Don’t know unless you ask

Chief Administrative Officer Duane Nicol said the funds will allow the city to upgrade, replace, and enhance its capacity to protect citizens and property from the impact of high-water levels.

“For us, the greatest need is addressing the impacts a high river level has on our infrastructure and services, in particular our stormwater system,” Nicol said. “Another huge need is addressing the inherent risk when people come out to see high, fast moving water. This one-time grant has provided us with an opportunity to install and purchase the tools we need to reduce risk to employees and citizens.”

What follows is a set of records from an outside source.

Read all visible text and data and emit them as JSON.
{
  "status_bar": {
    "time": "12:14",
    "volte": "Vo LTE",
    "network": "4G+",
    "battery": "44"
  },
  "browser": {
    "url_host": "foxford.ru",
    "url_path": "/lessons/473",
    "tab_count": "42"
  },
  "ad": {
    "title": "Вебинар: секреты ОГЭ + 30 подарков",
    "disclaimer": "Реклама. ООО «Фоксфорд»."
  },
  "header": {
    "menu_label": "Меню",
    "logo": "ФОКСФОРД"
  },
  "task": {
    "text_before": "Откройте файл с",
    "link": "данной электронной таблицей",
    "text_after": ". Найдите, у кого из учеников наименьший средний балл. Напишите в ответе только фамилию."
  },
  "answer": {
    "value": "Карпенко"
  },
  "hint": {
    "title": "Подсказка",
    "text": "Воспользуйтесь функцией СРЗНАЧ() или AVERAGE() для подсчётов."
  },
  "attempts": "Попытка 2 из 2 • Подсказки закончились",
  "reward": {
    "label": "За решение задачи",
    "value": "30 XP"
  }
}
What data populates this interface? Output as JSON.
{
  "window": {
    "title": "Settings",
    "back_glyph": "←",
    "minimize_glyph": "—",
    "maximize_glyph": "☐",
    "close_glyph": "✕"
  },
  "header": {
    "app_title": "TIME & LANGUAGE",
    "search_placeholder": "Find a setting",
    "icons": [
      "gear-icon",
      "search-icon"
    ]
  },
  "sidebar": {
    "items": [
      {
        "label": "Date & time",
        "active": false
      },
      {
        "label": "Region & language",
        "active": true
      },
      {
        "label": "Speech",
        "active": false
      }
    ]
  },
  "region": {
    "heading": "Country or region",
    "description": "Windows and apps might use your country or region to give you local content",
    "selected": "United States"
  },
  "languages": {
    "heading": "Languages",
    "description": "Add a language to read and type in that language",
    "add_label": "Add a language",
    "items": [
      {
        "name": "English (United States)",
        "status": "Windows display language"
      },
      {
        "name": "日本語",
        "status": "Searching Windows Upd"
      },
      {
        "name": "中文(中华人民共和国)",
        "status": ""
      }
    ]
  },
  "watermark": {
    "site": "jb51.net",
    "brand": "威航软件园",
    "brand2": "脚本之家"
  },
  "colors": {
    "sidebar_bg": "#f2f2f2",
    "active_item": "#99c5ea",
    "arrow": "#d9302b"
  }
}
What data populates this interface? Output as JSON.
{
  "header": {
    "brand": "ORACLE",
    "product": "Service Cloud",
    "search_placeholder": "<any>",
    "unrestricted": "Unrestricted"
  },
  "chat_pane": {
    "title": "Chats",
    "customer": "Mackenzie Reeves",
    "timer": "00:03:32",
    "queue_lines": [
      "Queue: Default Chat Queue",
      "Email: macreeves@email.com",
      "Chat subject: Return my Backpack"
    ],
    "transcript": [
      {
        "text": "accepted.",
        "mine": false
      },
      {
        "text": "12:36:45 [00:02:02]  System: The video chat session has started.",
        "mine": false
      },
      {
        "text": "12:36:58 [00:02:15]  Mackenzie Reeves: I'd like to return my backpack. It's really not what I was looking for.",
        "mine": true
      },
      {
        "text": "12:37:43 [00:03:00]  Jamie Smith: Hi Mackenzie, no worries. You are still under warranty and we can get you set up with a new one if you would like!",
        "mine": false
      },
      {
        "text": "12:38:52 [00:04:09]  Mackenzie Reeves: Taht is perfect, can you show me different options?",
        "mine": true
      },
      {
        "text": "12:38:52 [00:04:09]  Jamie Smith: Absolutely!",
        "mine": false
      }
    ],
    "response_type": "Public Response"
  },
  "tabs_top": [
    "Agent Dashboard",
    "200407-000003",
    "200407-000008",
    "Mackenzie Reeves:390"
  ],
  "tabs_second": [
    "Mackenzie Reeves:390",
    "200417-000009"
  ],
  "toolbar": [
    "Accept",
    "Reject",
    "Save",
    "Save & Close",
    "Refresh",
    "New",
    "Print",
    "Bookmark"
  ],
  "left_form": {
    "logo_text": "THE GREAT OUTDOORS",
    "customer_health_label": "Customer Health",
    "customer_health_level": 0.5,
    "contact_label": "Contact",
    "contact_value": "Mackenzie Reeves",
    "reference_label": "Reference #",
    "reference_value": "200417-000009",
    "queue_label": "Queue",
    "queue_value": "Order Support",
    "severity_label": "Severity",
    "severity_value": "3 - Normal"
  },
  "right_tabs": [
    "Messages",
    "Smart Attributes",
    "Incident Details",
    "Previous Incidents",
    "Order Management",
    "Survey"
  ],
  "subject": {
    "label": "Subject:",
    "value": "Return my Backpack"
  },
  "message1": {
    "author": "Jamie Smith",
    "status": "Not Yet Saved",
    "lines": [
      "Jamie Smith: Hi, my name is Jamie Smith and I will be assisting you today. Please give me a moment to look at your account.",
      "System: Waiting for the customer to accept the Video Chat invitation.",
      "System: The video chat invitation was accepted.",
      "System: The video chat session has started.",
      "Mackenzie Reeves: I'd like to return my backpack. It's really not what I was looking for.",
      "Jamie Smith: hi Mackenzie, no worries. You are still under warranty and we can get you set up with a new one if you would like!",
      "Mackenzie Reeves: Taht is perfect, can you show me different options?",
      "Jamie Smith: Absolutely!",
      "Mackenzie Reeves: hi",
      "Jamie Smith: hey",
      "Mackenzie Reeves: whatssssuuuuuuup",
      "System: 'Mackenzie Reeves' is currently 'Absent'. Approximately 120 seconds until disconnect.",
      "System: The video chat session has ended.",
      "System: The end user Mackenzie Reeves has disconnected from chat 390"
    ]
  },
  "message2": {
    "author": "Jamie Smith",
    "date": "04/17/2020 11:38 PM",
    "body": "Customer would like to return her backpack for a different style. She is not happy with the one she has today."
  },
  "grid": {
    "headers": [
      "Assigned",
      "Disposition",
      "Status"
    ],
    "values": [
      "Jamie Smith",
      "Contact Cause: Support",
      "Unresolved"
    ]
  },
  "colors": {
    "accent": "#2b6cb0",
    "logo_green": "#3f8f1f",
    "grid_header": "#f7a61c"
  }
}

The city applied for $144,093.58—just shy of the $150,000 limit available through the program—and was awarded just about everything on its application.

The city has purchased a water control valve, a Zodiac inflatable boat with a trailer and motor, water rescue equipment, generators, pumps and hoses, a portable light tower, and an electronic message board.

Prepared for the ice even melts

Dan McDermid, director of operations for the city, agreed that Selkirk benefits from its higher elevation. In most years, there are very few flooding concerns in the city. That said, the city has an extremely effective high-water mitigation program that it maintains and monitors so it can respond when necessary.

Clay dikes are built every year in the park and between the Dufferin lift station and the Kiwanis buildings.

“There are essentially no residential issues in Selkirk with high-water events from the river,” McDermid said.

“We basically protect the park and the reason why we need to protect the park is the boat launch, which is a low point for boaters to access the river in the summertime and ice fishers in the winter time,” added McDermid. “We build those dikes and they go up in two days and down in one day.”

The generators, pumps and hoses, light tower and message board purchased with provincial funding are all useful tools that aid the city in its protection efforts, according to McDermid.

People are safe. Pipes though…

While overland flooding from the river isn’t a great concern, high water levels can cause problems with the city’s internal piping system to the river. The pipes send rainwater to the river. However, when river water rises and the pipe is left open, the river can back up and flow into it.

The water control valve the city purchased will be placed on Morris Avenue. This will allow safe and easy shut off and keep the river out, which will help protect residents’ basements.

“It also eliminates the safety issue that arises when you send somebody down a very deep manhole to put a plug in,” McDermid said. “This gives us the ability to close it off quickly and easily.”

The Morris location was selected at this time because it’s a low spot.

Perfect timing

Under the city’s asset management program, a Zodiac was planned for purchase next year. The provincial funding allowed the city to purchase it one year earlier and reallocate those funds for other important infrastructure needs.

“The Selkirk Fire Department’s Water Rescue Squad will be able to utilize the Zodiac for water rescue in the summer and with the motor removed can use it for ice rescue in the winter,” said Scott Blanco, manager of buildings and fleet.

“And much of the other equipment is useful year-round as well,” added Blanco. “The generators are a very useful tool for water main breaks and other occurrences. The electronic message board can be used in times of emergency but also during summer construction season to make motorists aware of traffic changes, so it will be used year-round as well.”